The daily battle of Daro, the youngest patient in Spain with fibrodysplasia ossificans, an ultra-rare disease

by time news

2023-09-15 12:50:39

Updated Friday, September 15, 2023 – 12:50

Their muscles, tendons and ligaments ossify “and cause a second skeleton to be generated in the body with all the complications that entails”

The foundation that Daro’s parents have created. For two thumbs of nothing

Daro Rodriguez has from to and suffers from a disease called ultra rarethe fibrodysplasia ossificans progressiva, an ailment that causes his soft tissues to transform into bone, which makes him the youngest patient in Spain to suffer from it and makes his day-to-day life a continuous battle to ensure a minimum quality of life.

Their muscles, tendons and ligaments ossify “and cause a second skeleton to be generated in the body with all the complications that entails,” explains his mother, Beatriz de Haro, in an interview with EFE, in which she warns that any type of inflammation can turn into bone, so Daro, at two years old, is learning to play without hitting himself or falling.

“We must protect him from all kinds of blows, something very complicated, because even a few shoelaces can cause inflammation,” says his mother, while regretting that even if they put Daro “in a bubble” it would not matter, “because outbreaks can arise.” spontaneously.”

His mother confesses that all the plans they had for the little one, after the diagnosis, changed radically. “Daro can’t ride a bike, he can’t do many things. The neighbor takes the opportunity to play soccer when he takes a nap,” she details.

The little one was born with four turns of the umbilical cord, which caused him to not fully develop his hearing and “he couldn’t hold his head either, he had a fairly long neck… And he had one thing that no one noticed, only his dad saw, which was that his big toes of the feet were tucked inward,” he recalls. Beatriz de Haro confesses that she always knew that something was wrong with Daro even though “the doctors, at first, insisted that his feet could be operated on.” “And thank goodness we didn’t operate on him because precisely in his feet was the answer to Daro’s problem,” adds her father, Scar Rodríguez.

After numerous tests it was a specialist from the Salamanca Hospital who gave them the definitive diagnosis. “On June 1 they told us that the problem with the toes combined with the lumps on the head” that the little boy had “was fibrodysplasia ossificans progressiva,” continues the father, who trusts that his son’s case will come to an end. every corner “so that, the moment a doctor sees a baby’s feet, he identifies the disease and no time is wasted in reaching the correct diagnosis. Daro’s parents They have created a foundation called ‘For two thumbs of nothing’, in reference to the first sign of the child’s illness, from the small town where they reside, La Pola de Gordon, in León.

With it they want to give visibility to this ailment that only between 40 and 50 people in Spain suffer from and there are barely twenty specialists in the world to treat it, explains Beatriz.

Today there is no cure

“Today there is no cure, and for Daro there is no type of treatment “that can help except corticosteroids to reduce inflammation,” says his mother, but that doesn’t make them feel unfortunate because they know that “there are other rare diseases with less progress.”

Daro’s is a mutation in the ACVR1 gene “And knowing the gene is already an advance because they know what causes the disease and where they have to attack it,” he says. His hope lies in the fact that there are several clinical trials to develop medications, although at the moment they are intended for patients over 14 years of age.

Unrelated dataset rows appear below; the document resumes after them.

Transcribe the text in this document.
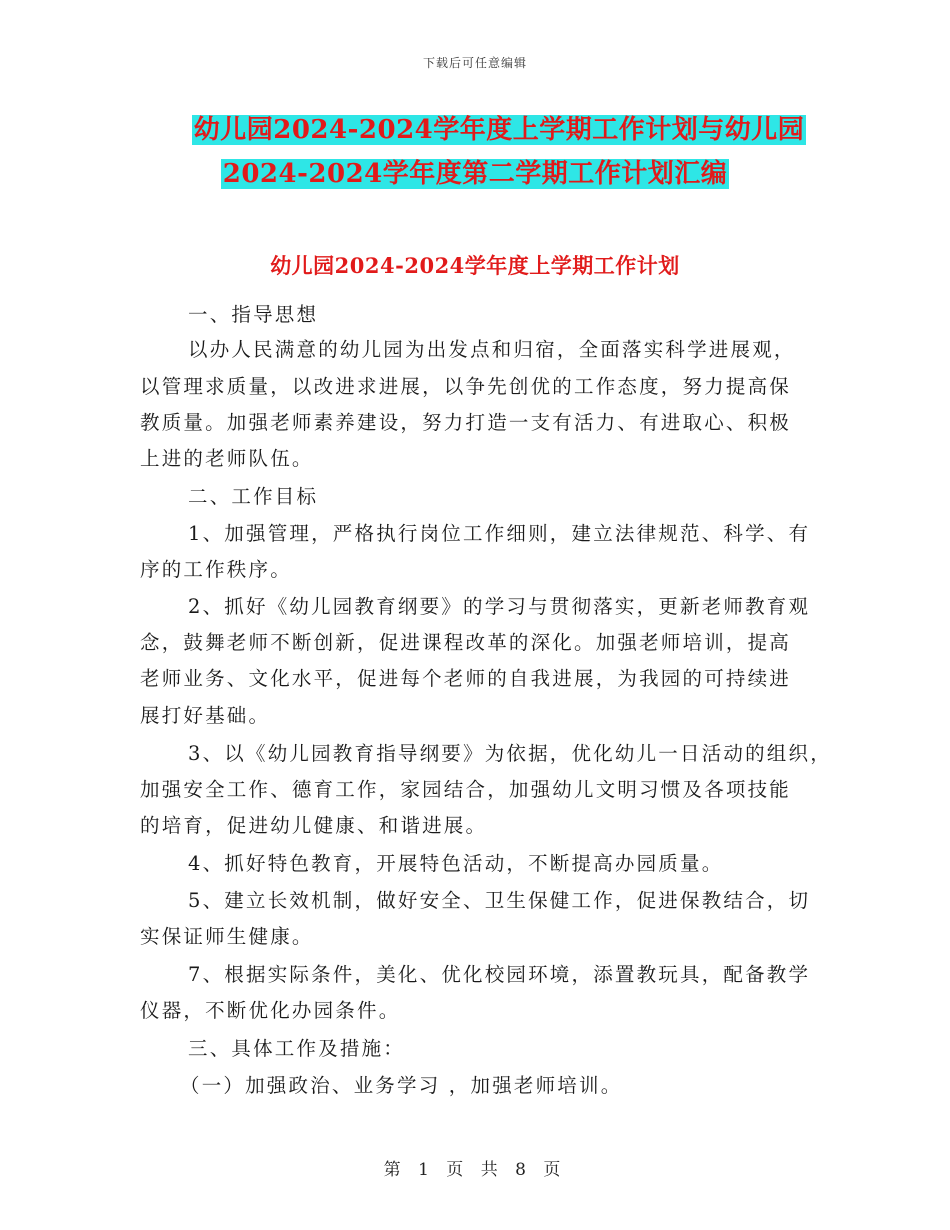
下载后可任意编辑
幼儿园2024-2024学年度上学期工作计划与幼儿园
2024-2024学年度第二学期工作计划汇编
幼儿园2024-2024学年度上学期工作计划
一、指导思想
以办人民满意的幼儿园为出发点和归宿，全面落实科学进展观，
以管理求质量，以改进求进展，以争先创优的工作态度，努力提高保
教质量。加强老师素养建设，努力打造一支有活力、有进取心、积极
上进的老师队伍。
二、工作目标
1、加强管理，严格执行岗位工作细则，建立法律规范、科学、有
序的工作秩序。
2、抓好《幼儿园教育纲要》的学习与贯彻落实，更新老师教育观
念，鼓舞老师不断创新，促进课程改革的深化。加强老师培训，提高
老师业务、文化水平，促进每个老师的自我进展，为我园的可持续进
展打好基础。
3、以《幼儿园教育指导纲要》为依据，优化幼儿一日活动的组织，
加强安全工作、德育工作，家园结合，加强幼儿文明习惯及各项技能
的培育，促进幼儿健康、和谐进展。
4、抓好特色教育，开展特色活动，不断提高办园质量。
5、建立长效机制，做好安全、卫生保健工作，促进保教结合，切
实保证师生健康。
7、根据实际条件，美化、优化校园环境，添置教玩具，配备教学
仪器，不断优化办园条件。
三、具体工作及措施：
（一）加强政治、业务学习 ，加强老师培训。
第 1 页 共 8 页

Beatriz does not hide the pain it causes her when someone refers to her baby as ‘the stone child’, and emphasizes: “If they have to call him something, we prefer it to be ‘little astronaut‘”. He explains that this is how, with a diving suit, his father imagined him in a mural that he painted before Daro was born and that is how they want him to be known, for the profession that, they hope, he can perform in the future. Traveling to space would be a way to fulfill a dream in a place where Daro would not be weighed down by the second skeleton that hides his body.